July 12, 2010
Fun fact: if you were mischievous, you could translate the title of PABLO NERUDA’s (1904-1973) first book as “Twilight.” (The title is Crepusculario, which really means “Twilight Book.”) Neruda was only nineteen when he published that first volume of poetry; his second, the one that made him famous, was published a scant year later, in 1924: Veinte poemas de amor y una cancion desesperada (Twenty Love Poems and a Song of Despair). Neruda was fifty-five in 1959 when he published another famous work of erotic and melancholy love poetry, Cien sonetos de amor (100 Love Sonnets), and by that time History’s prod had chivvied him to the Far East as Chilean consul, to Spain during the bloody Spanish Civil War, to the Chilean government as a Communist senator, and then fast away from Chile as a fugitive from the very government he had helped bring to power.
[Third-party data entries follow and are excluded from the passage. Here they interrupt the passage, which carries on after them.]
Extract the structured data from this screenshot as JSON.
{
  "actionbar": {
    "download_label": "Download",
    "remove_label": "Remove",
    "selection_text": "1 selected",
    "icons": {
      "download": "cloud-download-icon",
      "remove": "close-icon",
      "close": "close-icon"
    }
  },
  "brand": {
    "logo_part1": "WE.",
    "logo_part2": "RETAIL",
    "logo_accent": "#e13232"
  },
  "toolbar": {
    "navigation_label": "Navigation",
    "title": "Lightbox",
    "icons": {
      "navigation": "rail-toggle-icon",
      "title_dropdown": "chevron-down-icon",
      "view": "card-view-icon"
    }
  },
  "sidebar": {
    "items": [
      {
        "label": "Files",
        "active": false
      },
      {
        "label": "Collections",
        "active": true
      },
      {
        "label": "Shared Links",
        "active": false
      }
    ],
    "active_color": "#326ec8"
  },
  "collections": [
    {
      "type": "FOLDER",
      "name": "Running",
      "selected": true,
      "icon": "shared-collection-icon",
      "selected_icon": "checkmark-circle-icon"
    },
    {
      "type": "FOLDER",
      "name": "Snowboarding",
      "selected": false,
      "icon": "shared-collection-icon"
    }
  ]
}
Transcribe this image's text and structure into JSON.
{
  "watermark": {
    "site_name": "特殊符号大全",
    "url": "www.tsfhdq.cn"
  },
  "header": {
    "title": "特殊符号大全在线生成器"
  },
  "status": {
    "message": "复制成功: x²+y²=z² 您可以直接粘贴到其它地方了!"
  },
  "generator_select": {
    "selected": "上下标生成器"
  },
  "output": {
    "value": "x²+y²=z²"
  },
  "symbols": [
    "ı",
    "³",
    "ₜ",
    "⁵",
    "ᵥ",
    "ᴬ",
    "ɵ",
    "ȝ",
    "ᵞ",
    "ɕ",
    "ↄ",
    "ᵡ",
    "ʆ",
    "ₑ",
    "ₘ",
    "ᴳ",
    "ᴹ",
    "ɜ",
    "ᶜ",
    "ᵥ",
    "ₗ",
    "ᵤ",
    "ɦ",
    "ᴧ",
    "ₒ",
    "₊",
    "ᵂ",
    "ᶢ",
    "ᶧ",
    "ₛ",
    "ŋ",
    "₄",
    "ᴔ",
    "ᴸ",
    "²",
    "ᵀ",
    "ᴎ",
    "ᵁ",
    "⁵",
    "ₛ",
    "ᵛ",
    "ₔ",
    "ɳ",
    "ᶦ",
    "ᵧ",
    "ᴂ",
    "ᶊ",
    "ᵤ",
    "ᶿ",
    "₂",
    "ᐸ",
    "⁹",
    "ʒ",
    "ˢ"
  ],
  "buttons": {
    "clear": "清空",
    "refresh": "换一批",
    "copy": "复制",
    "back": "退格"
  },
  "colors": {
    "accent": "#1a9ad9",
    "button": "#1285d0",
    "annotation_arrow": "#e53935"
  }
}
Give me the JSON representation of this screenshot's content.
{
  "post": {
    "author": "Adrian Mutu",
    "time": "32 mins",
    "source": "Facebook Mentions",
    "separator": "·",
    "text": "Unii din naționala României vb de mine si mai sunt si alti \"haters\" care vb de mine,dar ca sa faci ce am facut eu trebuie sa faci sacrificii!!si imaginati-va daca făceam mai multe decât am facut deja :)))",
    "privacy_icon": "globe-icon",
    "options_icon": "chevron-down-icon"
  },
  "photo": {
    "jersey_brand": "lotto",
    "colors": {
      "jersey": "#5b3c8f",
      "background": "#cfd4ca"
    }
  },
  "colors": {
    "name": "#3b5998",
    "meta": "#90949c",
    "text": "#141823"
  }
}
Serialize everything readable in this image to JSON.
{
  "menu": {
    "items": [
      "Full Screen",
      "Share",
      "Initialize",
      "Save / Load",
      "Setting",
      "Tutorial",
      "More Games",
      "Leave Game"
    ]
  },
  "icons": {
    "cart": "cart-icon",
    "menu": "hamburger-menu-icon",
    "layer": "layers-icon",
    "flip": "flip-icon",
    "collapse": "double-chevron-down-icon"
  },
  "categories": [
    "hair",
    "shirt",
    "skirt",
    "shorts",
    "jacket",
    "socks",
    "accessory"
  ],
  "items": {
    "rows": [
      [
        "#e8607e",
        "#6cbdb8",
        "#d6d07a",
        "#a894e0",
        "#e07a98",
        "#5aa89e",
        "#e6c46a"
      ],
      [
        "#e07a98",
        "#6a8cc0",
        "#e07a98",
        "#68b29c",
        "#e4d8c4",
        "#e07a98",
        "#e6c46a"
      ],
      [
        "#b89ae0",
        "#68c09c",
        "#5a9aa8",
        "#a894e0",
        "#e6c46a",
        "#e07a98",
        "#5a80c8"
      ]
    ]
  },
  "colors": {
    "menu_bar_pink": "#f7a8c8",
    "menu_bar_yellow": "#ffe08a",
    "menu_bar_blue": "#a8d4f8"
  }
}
He became the people’s poet, a political poet as well as a love poet, and he won the Nobel Prize in 1971. But even before all that, before the wars and the flights, before the political phantasmagoria, back when he was barely out of his teens, he did a little better than “You’re like my own personal brand of heroin“:
Oh flesh, my own flesh, woman whom I loved and lost,
I summon you in the moist hour, I raise my song to you.
Like a jar you housed the infinite tenderness,
and the infinite oblivion shattered you like a jar.
There was the black solitude of the islands,
and there, woman of love, your arms took me in.
There were thirst and hunger, and you were the fruit.
There were grief and the ruins, and you were the miracle.